American Life in Poetry: Column 620
BY TED KOOSER, U.S. POET LAUREATE
All too often poets shun simple, direct, and earthy words like "tea" in favor of others that sound more sophisticated, like Earl Grey or Lapsang Souchong. But fancy words put experience at a greater distance. Here's a delightful poem by Jack Cooper, who lives in Los Angeles, and it depends for part of its effect on words like "goofy" and "waddle." Our experience of the poem is all the more "real" thanks to those words. Jack Cooper's most recent book of poetry is Across My Silence (World Audience Publishers, 2007).
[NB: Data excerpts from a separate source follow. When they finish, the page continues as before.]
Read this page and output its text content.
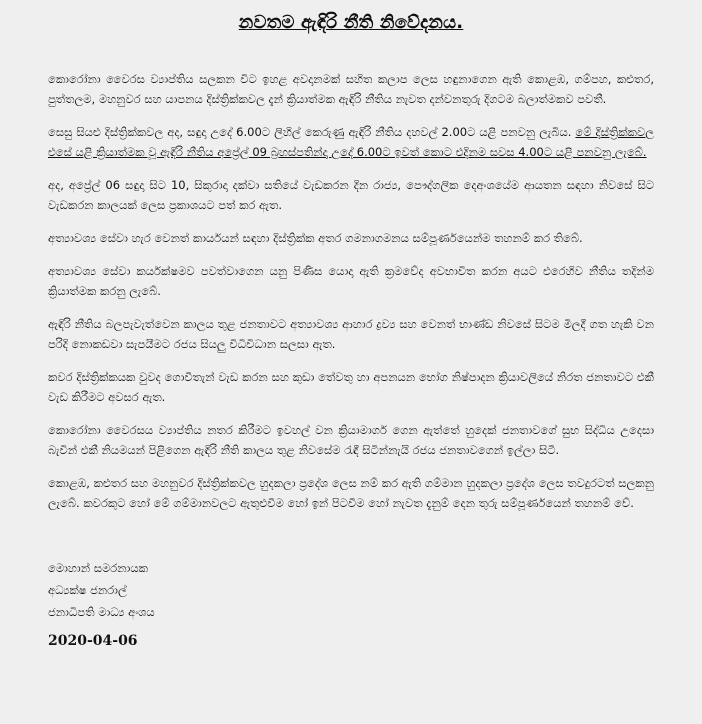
නවතම ඇඳිරි නීති නිවේදනය.

කොරෝනා වෛරස ව්‍යාප්තිය සලකන විට ඉහළ අවදානමක් සහිත කලාප ලෙස හඳුනාගෙන ඇති කොළඹ, ගම්පහ, කළුතර, පුත්තලම, මහනුවර සහ යාපනය දිස්ත්‍රික්කවල දැන් ක්‍රියාත්මක ඇඳිරි නීතිය නැවත දන්වනතුරු දිගටම බලාත්මකව පවතී.

සෙසු සියළු දිස්ත්‍රික්කවල අද, සඳුදා උදේ 6.00ට ලිහිල් කෙරුණු ඇඳිරි නීතිය දහවල් 2.00ට යළි පනවනු ලැබිය. මේ දිස්ත්‍රික්කවල එසේ යළි ක්‍රියාත්මක වූ ඇඳිරි නීතිය අප්‍රේල් 09 බ්‍රහස්පතින්දා උදේ 6.00ට ඉවත් කොට එදිනම සවස 4.00ට යළි පනවනු ලැබේ.

අද, අප්‍රේල් 06 සඳුදා සිට 10, සිකුරාදා දක්වා සතියේ වැඩකරන දින රාජ්‍ය, පෞද්ගලික දෙඅංශයේම ආයතන සඳහා නිවසේ සිට වැඩකරන කාලයක් ලෙස ප්‍රකාශයට පත් කර ඇත.

අත්‍යාවශ්‍ය සේවා හැර වෙනත් කාර්යයන් සඳහා දිස්ත්‍රික්ක අතර ගමනාගමනය සම්පූර්ණයෙන්ම තහනම් කර තිබේ.

අත්‍යාවශ්‍ය සේවා කර්යක්ෂමව පවත්වාගෙන යනු පිණිස යොදා ඇති ක්‍රමවේද අවභාවිත කරන අයට එරෙහිව නීතිය තදින්ම ක්‍රියාත්මක කරනු ලැබේ.

ඇඳිරි නීතිය බලපැවැත්වෙන කාලය තුළ ජනතාවට අත්‍යාවශ්‍ය ආහාර ද්‍රව්‍ය සහ වෙනත් භාණ්ඩ නිවසේ සිටම මිලදී ගත හැකි වන පරිදි නොකඩවා සැපයීමට රජය සියලු විධිවිධාන සලසා ඇත.

කවර දිස්ත්‍රික්කයක වුවද ගොවීතැන් වැඩ කරන සහ කුඩා තේවතු හා අපනයන භෝග නිෂ්පාදන ක්‍රියාවලියේ නිරත ජනතාවට එකී වැඩ කිරීමට අවසර ඇත.

කොරෝනා වෛරසය ව්‍යාප්තිය නතර කිරීමට ඉවහල් වන ක්‍රියාමාර්ග ගෙන ඇත්තේ හුදෙක් ජනතාවගේ සුභ සිද්ධිය උදෙසා බැවින් එකී නියමයන් පිළිගෙන ඇඳිරි නීති කාලය තුළ නිවසේම රැඳී සිටින්නැයි රජය ජනතාවගෙන් ඉල්ලා සිටී.

කොළඹ, කළුතර සහ මහනුවර දිස්ත්‍රික්කවල හුදකලා ප්‍රදේශ ලෙස නම් කර ඇති ගම්මාන හුදකලා ප්‍රදේශ ලෙස තවදුරටත් සලකනු ලැබේ. කවරකුට හෝ මේ ගම්මානවලට ඇතුළුවීම හෝ ඉන් පිටවීම හෝ නැවත දැනුම් දෙන තුරු සම්පූර්ණයෙන් තහනම් වේ.

මොහාන් සමරනායක
අධ්‍යක්ෂ ජනරාල්
ජනාධිපති මාධ්‍ය අංශය
2020-04-06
I like how the mallard ducklings
goofy and weak
waddle up the cement incline
then slide into this runoff
of lawn sprinklers and car washes
and how the great blue heron
seems to be teleported here
from the Jurassic
to look for extinct species of fish
but mostly I like the way
the little birds
fly in and out of the barbed wire
with only a smear of water
to keep them singing.
We do not accept unsolicited submissions. American Life in Poetry is made possible by The Poetry Foundation (www.poetryfoundation.org), publisher of Poetry magazine. It is also supported by the Department of English at the University of Nebraska-Lincoln. Poem copyright© 2016 by Jack Cooper, “L.A. River,” from Rattle, (No. 52, Summer 2016). Poem reprinted by permission of Jack Cooper and the publisher. Introduction copyright © 2019 by The Poetry Foundation. The introduction's author, Ted Kooser, served as United States Poet Laureate Consultant in Poetry to the Library of Congress from 2004-2006.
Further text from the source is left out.